The strengths of this study include the prospective collection of data from a monocentric cohort with standardized care management, including management of low MABP. Second, continuous ABP recordings were collected from an arterial line placed into the descending aorta, allowing measurement of the true pressure, controlled by a standardized zero before recording.

This study also had several limitations. First, although we report an association between ABP fluctuations and the Kidokoro score at TEA, our study does not provide evidence that early ABP is more important than other postnatal variables in predicting brain damage or in selecting infants who should be assessed for brain imaging. Second, two MRI devices (1.5 and 3 T) were used to assess brain lesions. However, both are able to assess all items included in the Kidokoro score, and all MRI scans were centrally reviewed by two independent assessors on the same viewer system.
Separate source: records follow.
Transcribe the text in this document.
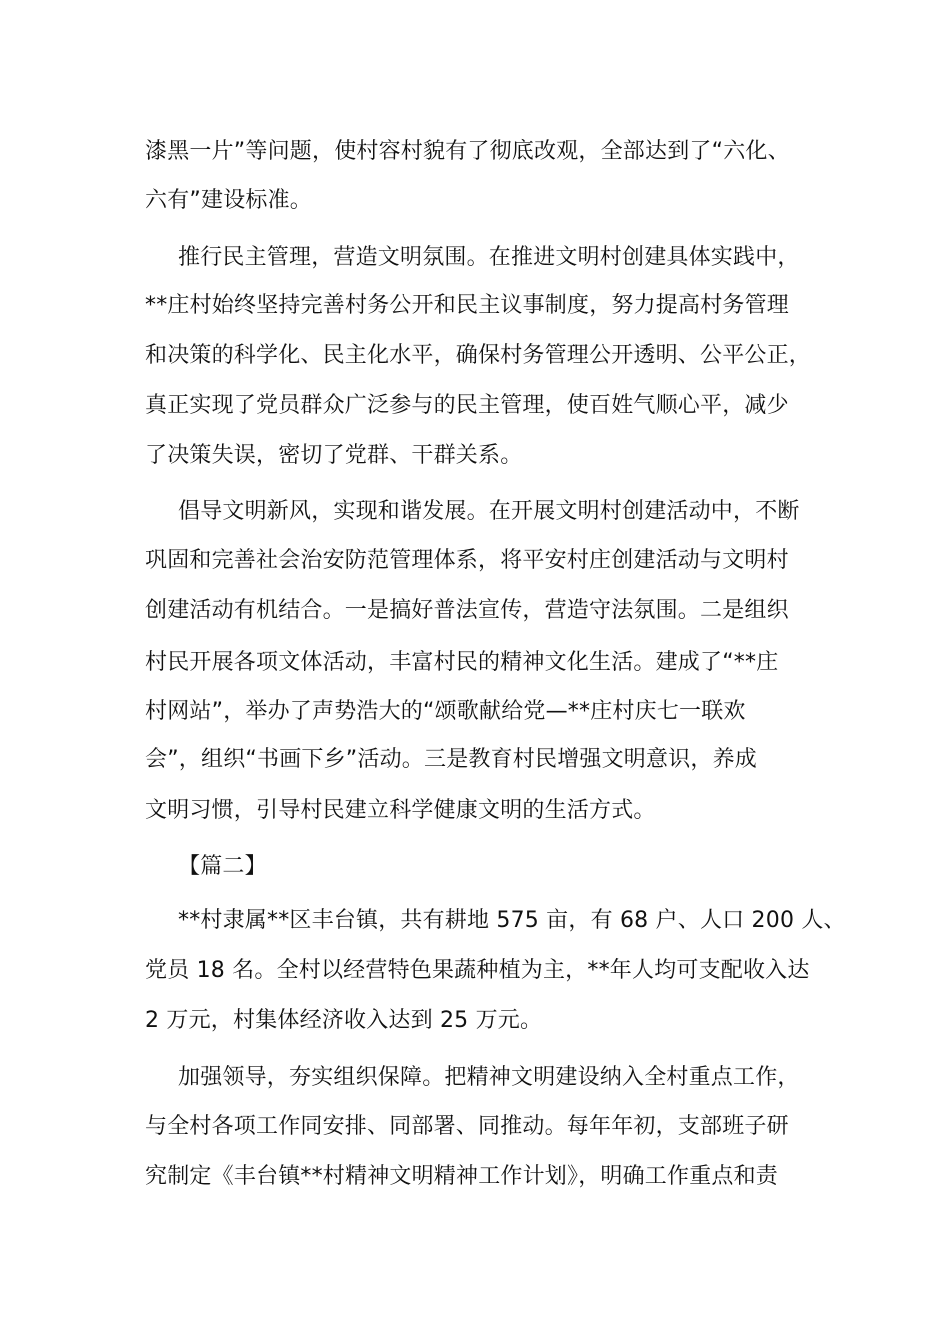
漆黑一片”等问题，使村容村貌有了彻底改观，全部达到了“六化、
六有”建设标准。
推行民主管理，营造文明氛围。在推进文明村创建具体实践中，
**庄村始终坚持完善村务公开和民主议事制度，努力提高村务管理
和决策的科学化、民主化水平，确保村务管理公开透明、公平公正，
真正实现了党员群众广泛参与的民主管理，使百姓气顺心平，减少
了决策失误，密切了党群、干群关系。
倡导文明新风，实现和谐发展。在开展文明村创建活动中，不断
巩固和完善社会治安防范管理体系，将平安村庄创建活动与文明村
创建活动有机结合。一是搞好普法宣传，营造守法氛围。二是组织
村民开展各项文体活动，丰富村民的精神文化生活。建成了“**庄
村网站”，举办了声势浩大的“颂歌献给党—**庄村庆七一联欢
会”，组织“书画下乡”活动。三是教育村民增强文明意识，养成
文明习惯，引导村民建立科学健康文明的生活方式。
【篇二】
**村隶属**区丰台镇，共有耕地 575 亩，有 68 户、人口 200 人、
党员 18 名。全村以经营特色果蔬种植为主，**年人均可支配收入达
2 万元，村集体经济收入达到 25 万元。
加强领导，夯实组织保障。把精神文明建设纳入全村重点工作，
与全村各项工作同安排、同部署、同推动。每年年初，支部班子研
究制定《丰台镇**村精神文明精神工作计划》，明确工作重点和责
ABP measurements were collected every 1–3 min and pre-processing to correct the datasets for motion artifacts, blood sampling, or infusion and remove aberrant values or outliers further reduced data sampling. We can assume that the results would have been optimized with better data sampling. The Kidokoro score may not be as suitable as expected to reveal subtle injury patterns in the developing brain and several authors have suggested slightly modified scoring systems, primarily published in 2013, to better describe extra-uterine brain development (myelination, gyration, ventricular dilation).28 Our study was not population-based and one of three very preterm infants admitted to the NICU did not undergo umbilical arterial catheterization, which may influence the outcome. Although there appears to be a selection bias between these two subpopulations, between-group differences may not be important, as many of the variables, including inotrope exposure, were not found to be confounders in the statistical analysis. Finally, the balance between insights from continuous ABP monitoring of vulnerable infants and the risk of central line-associated bloodstream infections should be carefully considered.

In conclusion, this study suggests that continuous ABP monitoring during the first two postnatal days may predict the presence of lesions detected on brain MRI at TEA in very premature neonates. Such early monitoring may help in assessing the clinical benefits of treatment for low ABP in truly hypotensive preterm infants. Indeed, despite some evidence that antihypotensive treatment may improve survival at hospital discharge without major morbidity for infants born before 29 weeks,29 the clinical benefits of such treatment are still debated.30 Thus, the MABP thresholds reported in this study should be considered with caution and interpreted according to local practices. Finally, the association between MABP and TEA-MRI findings revealed in this study provides some hint about mechanisms of brain injury in very preterm infants and may be informative for future clinical trials.